Analysis of the effect of vibration on the homogeneity of the kinematic mechanism of an angular mirror translational interferometer

Xue-Rong XU; Yi-Tian PENG; Ming-Jian GU; Teng-teng JIANG

doi:10.11972/j.issn.1001-9014.2025.03.012

Introduction

The interferometric Fourier transform spectral detection technology has many advantages such as large detection luminous flux， multiple spectral channels， high spectral resolution， etc. It has gradually become a hot spot for the development of spectral detection technology at home and abroad^［1-3］ . The purpose of spectral detection is to obtain the spectral information of the measured beam. Spectral detection firstly modulates the measured beam in time or space， and obtains the interference signal of the measured beam； and then carries out Fourier inversion on the interference signal， obtains the spectral information of the measured beam， and completes the task of spectral detection. In the process of spectral detection， the interferometric signal is obtained by the interferometer （in this paper， it refers to the angular mirror translational interferometer）， and the interferometric signal directly determines the quality of the spectral map， so the interferometer technology is the key to the spectral detection^［4］ . In order to obtain high-quality interferometric signals， it is necessary to ensure the precision movement of the linear mechanism of the interferometer itself to achieve the uniform scanning modulation of the interferometric optical range difference. And the high-precision spectral detection puts forward extremely high requirements on the uniformity of the interferometer optical range difference speed. However， after orbiting， the micro-vibration of the flywheel， scanning mechanism， mechanical cooler and other equipments on the satellite will affect the speed uniformity of the interferometer.

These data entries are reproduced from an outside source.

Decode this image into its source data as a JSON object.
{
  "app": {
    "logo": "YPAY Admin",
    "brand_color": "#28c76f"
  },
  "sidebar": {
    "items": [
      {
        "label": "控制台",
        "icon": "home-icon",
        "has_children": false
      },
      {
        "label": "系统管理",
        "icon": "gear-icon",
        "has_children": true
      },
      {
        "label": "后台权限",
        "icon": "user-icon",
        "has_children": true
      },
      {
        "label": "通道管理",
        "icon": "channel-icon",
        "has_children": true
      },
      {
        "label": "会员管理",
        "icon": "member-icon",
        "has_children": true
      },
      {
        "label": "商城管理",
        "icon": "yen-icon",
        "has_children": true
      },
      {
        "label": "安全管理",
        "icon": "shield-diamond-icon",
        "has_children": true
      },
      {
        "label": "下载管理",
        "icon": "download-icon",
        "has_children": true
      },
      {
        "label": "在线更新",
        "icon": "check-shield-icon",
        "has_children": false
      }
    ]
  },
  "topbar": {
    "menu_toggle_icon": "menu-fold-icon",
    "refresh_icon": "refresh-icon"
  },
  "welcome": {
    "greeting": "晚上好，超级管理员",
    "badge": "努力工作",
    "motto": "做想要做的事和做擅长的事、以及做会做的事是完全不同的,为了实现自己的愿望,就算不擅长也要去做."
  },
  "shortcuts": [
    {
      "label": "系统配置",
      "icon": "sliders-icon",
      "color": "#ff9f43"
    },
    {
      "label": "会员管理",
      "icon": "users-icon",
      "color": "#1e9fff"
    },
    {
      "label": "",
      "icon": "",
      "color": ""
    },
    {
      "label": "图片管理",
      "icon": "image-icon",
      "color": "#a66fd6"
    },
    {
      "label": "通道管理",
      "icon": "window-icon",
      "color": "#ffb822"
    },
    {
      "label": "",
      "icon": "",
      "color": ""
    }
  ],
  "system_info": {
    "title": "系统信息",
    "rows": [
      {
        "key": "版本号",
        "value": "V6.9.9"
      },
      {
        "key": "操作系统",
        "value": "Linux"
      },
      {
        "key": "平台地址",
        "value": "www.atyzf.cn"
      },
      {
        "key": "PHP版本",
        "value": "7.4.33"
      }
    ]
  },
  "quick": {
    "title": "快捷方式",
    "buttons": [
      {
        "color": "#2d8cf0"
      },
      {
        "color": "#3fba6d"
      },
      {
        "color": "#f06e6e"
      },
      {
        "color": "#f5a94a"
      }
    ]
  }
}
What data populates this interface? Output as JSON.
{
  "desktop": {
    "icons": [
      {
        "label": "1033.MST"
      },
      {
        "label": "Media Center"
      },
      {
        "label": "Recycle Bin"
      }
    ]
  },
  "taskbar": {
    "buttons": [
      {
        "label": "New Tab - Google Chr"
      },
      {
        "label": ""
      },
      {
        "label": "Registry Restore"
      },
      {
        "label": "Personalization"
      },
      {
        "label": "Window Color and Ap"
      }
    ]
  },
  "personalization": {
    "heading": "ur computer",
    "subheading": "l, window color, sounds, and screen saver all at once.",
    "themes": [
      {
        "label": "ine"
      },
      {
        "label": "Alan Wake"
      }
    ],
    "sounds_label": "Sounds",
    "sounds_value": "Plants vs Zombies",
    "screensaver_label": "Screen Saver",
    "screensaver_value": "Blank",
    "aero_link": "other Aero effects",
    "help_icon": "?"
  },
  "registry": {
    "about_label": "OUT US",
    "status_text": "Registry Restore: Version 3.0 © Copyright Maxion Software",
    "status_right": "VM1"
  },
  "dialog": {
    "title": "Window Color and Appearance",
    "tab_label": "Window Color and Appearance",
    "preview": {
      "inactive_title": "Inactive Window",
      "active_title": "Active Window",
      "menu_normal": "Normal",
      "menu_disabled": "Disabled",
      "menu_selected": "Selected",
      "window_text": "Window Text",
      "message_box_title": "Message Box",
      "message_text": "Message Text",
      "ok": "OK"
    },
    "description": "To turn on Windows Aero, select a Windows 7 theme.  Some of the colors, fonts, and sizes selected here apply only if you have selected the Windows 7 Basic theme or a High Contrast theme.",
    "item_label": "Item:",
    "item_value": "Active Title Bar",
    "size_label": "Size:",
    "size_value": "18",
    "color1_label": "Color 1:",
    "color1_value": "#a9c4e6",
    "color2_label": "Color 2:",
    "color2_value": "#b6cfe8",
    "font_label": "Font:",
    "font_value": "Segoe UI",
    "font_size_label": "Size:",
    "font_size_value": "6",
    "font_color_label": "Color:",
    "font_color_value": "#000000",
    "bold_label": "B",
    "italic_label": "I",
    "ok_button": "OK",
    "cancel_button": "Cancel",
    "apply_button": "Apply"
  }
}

Generally speaking， the velocity uniformity of the interferometer is mainly guaranteed by the mechanism control system， but the actual engineering often encounters the situation that the control system's guarantee of uniformity is not clear due to the immaturity of the control algorithm. In order to clarify the impact of microvibration on the interferometer under such circumstances， and to determine the critical value of microvibration that the interferometer can withstand， this paper proposes a quantitative analysis and evaluation method.

1 Homogeneity of interferometer optical range difference velocity

The velocity uniformity of an interferometer's motion mechanism can be quantitatively determined by the stability of the interferometric optical range difference velocity. In order to satisfy high-precision spectral detection tasks， interferometers need to ensure a sufficiently high stability of the optical range difference velocity， which has to be realised by the precision motion of the kinematic mechanism^［5］ .

1.1　Interferometer optical range difference

The angular mirror translation interferometer achieves the scanning of the optical range difference by the translation of the angular mirror （cubecorner）driven by the voice coil motor and the fixation of the fixed mirror. The interferometer optical path is shown in Figure 1.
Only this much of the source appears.